For all its demagoguery about Wall Street, the Obama administration hasn’t been shy about tapping Wall Street talent to fill the ranks of his administration. Now, some Democrats are claiming to have had enough over “Obama’s nomination of Antonio Weiss to serve as the Treasury Department’s top domestic finance official”.
Sens. Elizabeth Warren (D-Mass.) even took to the Huffington Post a week or so ago to say, Enough is Enough.
It’s time for the Obama administration to loosen the hold that Wall Street banks have over economic policy making. Sure, big banks are important, but running this economy for American families is a lot more important.
Among others, Bernie Sanders (I-Vt.) has been openly critical, as well. The Hill offers a thorough run down of other top Obama officials from Wall Street.

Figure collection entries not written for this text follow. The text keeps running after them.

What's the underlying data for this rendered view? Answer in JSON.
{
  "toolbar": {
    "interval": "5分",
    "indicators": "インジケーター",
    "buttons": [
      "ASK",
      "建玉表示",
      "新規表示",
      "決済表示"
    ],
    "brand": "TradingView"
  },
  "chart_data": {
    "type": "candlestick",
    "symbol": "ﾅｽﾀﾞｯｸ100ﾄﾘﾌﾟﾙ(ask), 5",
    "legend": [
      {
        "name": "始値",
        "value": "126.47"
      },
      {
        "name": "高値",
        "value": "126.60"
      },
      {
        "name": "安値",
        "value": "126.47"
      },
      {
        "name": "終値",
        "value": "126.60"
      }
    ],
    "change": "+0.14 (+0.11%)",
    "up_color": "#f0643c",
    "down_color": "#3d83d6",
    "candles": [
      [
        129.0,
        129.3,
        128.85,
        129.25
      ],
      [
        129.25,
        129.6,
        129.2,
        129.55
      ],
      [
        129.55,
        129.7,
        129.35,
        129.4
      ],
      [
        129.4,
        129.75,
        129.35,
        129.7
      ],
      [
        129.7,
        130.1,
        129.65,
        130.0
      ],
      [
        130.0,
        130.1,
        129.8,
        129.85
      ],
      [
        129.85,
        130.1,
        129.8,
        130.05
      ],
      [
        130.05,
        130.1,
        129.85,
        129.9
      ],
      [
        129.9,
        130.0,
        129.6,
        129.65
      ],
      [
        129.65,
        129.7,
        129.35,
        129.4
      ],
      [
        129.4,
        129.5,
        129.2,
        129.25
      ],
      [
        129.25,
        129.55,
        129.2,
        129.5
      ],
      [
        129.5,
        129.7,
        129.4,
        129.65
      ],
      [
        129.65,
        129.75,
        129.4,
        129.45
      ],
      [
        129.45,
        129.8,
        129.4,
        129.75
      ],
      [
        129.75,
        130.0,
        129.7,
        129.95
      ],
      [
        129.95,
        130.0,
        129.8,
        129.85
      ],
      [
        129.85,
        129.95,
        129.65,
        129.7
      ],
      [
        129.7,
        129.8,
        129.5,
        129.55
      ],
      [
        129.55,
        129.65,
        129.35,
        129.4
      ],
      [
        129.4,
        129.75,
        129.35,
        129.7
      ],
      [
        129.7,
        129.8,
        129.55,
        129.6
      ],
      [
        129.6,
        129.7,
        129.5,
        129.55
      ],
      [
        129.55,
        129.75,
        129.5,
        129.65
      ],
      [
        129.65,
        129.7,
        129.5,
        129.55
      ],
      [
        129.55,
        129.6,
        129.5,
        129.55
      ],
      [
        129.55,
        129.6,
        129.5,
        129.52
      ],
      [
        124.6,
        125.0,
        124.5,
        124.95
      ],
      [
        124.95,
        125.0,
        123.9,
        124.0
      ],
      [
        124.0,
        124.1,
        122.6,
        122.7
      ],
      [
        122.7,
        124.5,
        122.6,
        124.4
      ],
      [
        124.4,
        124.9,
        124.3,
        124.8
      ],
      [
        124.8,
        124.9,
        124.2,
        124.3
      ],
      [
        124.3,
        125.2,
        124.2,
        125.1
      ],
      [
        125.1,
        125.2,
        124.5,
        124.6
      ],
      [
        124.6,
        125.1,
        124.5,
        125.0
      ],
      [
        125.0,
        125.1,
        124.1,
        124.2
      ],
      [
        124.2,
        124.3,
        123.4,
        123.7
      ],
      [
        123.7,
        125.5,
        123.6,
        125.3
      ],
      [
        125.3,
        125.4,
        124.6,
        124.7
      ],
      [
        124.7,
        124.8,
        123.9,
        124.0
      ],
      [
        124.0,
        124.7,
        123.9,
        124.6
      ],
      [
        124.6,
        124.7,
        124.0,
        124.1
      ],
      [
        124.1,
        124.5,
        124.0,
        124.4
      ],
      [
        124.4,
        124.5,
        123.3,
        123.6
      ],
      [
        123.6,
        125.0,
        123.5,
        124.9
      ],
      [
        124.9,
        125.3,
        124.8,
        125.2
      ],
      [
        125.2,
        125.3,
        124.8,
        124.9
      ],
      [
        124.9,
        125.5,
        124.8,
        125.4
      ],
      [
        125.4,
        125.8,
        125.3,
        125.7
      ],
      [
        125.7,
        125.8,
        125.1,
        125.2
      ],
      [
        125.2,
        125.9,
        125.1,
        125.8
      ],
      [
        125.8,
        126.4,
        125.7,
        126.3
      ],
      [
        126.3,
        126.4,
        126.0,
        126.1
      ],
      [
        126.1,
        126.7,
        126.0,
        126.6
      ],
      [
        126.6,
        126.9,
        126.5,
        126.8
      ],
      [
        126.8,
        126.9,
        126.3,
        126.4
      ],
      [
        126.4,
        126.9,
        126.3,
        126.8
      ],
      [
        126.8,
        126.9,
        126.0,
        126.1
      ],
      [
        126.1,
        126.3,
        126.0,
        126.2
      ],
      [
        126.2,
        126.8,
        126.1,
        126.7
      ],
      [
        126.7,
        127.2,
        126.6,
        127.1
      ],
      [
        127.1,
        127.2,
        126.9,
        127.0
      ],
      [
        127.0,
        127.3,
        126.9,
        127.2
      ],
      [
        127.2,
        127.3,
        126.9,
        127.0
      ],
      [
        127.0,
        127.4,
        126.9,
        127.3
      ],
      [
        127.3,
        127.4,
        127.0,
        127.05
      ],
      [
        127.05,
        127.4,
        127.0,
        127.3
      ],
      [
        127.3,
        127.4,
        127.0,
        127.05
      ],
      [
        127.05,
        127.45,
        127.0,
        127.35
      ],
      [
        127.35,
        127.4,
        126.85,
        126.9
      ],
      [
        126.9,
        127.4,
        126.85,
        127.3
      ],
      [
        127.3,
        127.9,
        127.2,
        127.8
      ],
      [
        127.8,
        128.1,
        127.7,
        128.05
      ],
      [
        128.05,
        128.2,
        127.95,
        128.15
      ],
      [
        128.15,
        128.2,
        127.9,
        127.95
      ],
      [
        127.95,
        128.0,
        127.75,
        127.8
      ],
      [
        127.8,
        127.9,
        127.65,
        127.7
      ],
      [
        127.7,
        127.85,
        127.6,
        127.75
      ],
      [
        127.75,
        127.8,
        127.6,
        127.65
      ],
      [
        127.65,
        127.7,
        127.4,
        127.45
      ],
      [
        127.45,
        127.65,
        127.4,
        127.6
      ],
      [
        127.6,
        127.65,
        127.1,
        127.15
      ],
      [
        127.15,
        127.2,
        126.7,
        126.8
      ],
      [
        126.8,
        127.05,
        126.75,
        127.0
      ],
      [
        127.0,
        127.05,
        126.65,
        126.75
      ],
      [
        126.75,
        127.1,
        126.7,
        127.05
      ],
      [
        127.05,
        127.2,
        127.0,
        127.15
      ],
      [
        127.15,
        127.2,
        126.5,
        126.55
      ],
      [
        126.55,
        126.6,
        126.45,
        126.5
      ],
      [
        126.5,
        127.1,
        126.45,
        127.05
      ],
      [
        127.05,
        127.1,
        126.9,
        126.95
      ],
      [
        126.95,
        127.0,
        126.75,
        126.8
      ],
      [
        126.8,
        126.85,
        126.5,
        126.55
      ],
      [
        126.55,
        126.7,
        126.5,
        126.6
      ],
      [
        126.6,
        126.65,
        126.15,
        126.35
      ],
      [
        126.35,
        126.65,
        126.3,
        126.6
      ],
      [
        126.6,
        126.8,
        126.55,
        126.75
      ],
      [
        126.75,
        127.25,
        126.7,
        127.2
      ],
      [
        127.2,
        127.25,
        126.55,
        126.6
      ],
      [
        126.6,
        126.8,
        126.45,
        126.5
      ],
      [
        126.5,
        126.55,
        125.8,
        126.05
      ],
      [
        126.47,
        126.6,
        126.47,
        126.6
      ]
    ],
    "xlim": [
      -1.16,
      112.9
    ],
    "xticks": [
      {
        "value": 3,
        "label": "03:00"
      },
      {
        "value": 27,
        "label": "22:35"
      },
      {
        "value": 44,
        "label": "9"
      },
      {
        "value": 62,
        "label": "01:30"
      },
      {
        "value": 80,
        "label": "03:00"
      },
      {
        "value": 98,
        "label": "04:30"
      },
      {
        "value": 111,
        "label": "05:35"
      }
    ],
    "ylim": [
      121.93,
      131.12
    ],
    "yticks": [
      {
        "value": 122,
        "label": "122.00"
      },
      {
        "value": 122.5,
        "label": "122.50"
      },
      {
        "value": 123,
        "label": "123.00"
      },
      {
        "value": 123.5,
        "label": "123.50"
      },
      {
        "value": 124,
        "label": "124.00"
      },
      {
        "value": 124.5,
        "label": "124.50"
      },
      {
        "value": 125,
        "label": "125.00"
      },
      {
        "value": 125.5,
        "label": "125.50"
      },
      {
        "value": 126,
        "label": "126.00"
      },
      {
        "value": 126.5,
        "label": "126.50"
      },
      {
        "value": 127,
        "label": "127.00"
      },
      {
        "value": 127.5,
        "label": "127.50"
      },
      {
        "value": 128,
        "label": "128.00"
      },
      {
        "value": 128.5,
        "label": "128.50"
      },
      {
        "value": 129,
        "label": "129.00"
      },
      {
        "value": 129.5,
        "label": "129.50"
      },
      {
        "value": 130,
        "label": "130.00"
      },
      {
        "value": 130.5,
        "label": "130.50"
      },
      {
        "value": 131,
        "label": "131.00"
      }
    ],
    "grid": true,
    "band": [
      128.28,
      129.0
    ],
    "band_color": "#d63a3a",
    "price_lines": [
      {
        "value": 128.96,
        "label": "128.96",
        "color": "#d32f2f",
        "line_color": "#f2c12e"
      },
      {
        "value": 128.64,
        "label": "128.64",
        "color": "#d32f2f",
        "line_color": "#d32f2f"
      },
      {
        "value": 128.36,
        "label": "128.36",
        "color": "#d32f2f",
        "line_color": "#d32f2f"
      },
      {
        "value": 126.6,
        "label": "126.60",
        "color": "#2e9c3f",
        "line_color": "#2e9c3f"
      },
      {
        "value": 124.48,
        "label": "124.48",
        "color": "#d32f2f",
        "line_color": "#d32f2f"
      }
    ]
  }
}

Mary Jo White: Chairman, Securities and Exchange Commission – One of Wall Street’s top cops reaped plaudits on her way to a unanimous Senate confirmation to lead the SEC back in 2013.
Jack Lew: Treasury Secretary – Treasury Secretary Jack Lew has been a near-constant presence in Washington dating back to the Clinton administration. He has filled several roles under Obama, including chief of staff and director of the Office of Management and Budget.
Stanley Fischer: Vice Chair, Federal Reserve – While the Federal Reserve is not officially part of the administration, Obama did nominate Fischer to serve as the central bank’s vice chair. Even before being nominated, Fischer was renowned as a monetary policy expert, having previously taught former Fed Chairman Ben Bernanke, and serving as head of Israel’s central bank.
Michael Froman: U.S. Trade Representative – The president’s top trade representative was another Citigroup alum tapped to take a key administration post. A longtime Treasury Department official, Froman spent several years at the bank, leading its insurance operations and other investment branches.
Gary Gensler: former chairman, Commodity Futures Trading Commission – The former head of the derivatives regulator had an extensive Wall Street resume before joining the Obama administration. Gensler made partner at Goldman Sachs when he was 30, and spent nearly two decades at the financial giant before taking a job in President Clinton’s Treasury Department.